عَنِ ابْنِ مَسْعُوْدٍ قَالَ: لَعَنَ رَسُوْلُ اللهِ ص اْلمُحَلِّلَ وَ اْلمُحَلَّلَ لَهُ. احمد و النسائى و الترمذى و صححه
Dari Ibnu Mas’ud, ia berkata, “Rasulullah SAW melaknat muhallil (yang menghalalkan) dan orang yang dihalalkannya”. [HR. Ahmad, Nasai dan Tirmidzi. Dan Tirmidzi mengesahkannya].

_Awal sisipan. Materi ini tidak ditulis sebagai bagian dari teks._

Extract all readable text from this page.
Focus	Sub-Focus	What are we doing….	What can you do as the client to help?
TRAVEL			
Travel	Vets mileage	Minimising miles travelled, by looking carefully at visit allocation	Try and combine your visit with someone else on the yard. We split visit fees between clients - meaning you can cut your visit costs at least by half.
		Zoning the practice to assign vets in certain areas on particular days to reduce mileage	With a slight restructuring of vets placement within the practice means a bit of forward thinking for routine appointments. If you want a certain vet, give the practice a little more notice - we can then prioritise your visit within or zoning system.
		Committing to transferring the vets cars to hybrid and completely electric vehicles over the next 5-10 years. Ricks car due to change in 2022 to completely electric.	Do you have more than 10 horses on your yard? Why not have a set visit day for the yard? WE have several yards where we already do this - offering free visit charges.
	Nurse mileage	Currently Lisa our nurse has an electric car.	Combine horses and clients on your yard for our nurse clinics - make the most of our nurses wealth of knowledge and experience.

عَنْ عُقْبَةَ بْنِ عَامِرٍ قَالَ: قَالَ رَسُوْلُ اللهِ ص: اَلاَ اُخْبِرُكُمْ بِالتَّيْسِ اْلمُسْتَعَارِ؟ قَالُوْا: بَلَى يَا رَسُوْلَ اللهِ. قَالَ: هُوَ اْلمُحَلِّلُ، لَعَنَ اللهُ اْلمُحَلِّلَ وَ اْلمُحَلَّلَ لَهُ. ابن ماجه
Dari ‘Uqbah bin Amir, ia berkata : Rasulullah SAW bersabda, “Maukah kamu kuberi tahu tentang pejantan pinjaman ?” Mereka menjawab, “Mau, ya Rasulullah”. Rasulullah SAW bersabda, “Yaitu muhallil. Semoga Allah melaknat muhallil dan muhallal lahu”. [HR. Ibnu Majah]


Nikah Syighar
عَنْ نَافِعٍ عَنِ ابْنِ عُمَرَ اَنَّ رَسُوْلَ اللهِ ص نَهَى عَنِ الشِّغَارِ. وَ الشِّغَارُ اَنْ يُزَوِّجَ الرَّجُلُ ابْنَتَهُ عَلَى اَنْ يُزَوِّجَهُ ابْنَتَهُ وَ لَيْسَ بَيْنَهُمَا صَدَاقٌ. الخمسة، لكن الترمذى لم يذكر تفسير الشغار. و ابو داود جعله من كلام نافع. و هو كذلك فى رواية احمد و البخارى و مسلم
Dari Nafi’ dari Ibnu Umar, sesungguhnya Rasulullah SAW melarang nikah syighar. Sedang nikah syighar itu ialah seorang laki-laki menikahkan anak perempuannya kepada seseorang dengan syarat imbalan, ia harus dikawinkan dengan anak perempuan orang tersebut, dan keduanya tanpa mahar. [HR. Jama’ah, tetapi Tirmidzi tanpa menyebutkan penjelasan arti syighar dan Abu Dawud menjadikan penjelasan arti syighar itu sebagai perkataan Nafi’. Dan hadits seperti itu diriwayatkan juga oleh Ahmad, Bukhari dan Muslim].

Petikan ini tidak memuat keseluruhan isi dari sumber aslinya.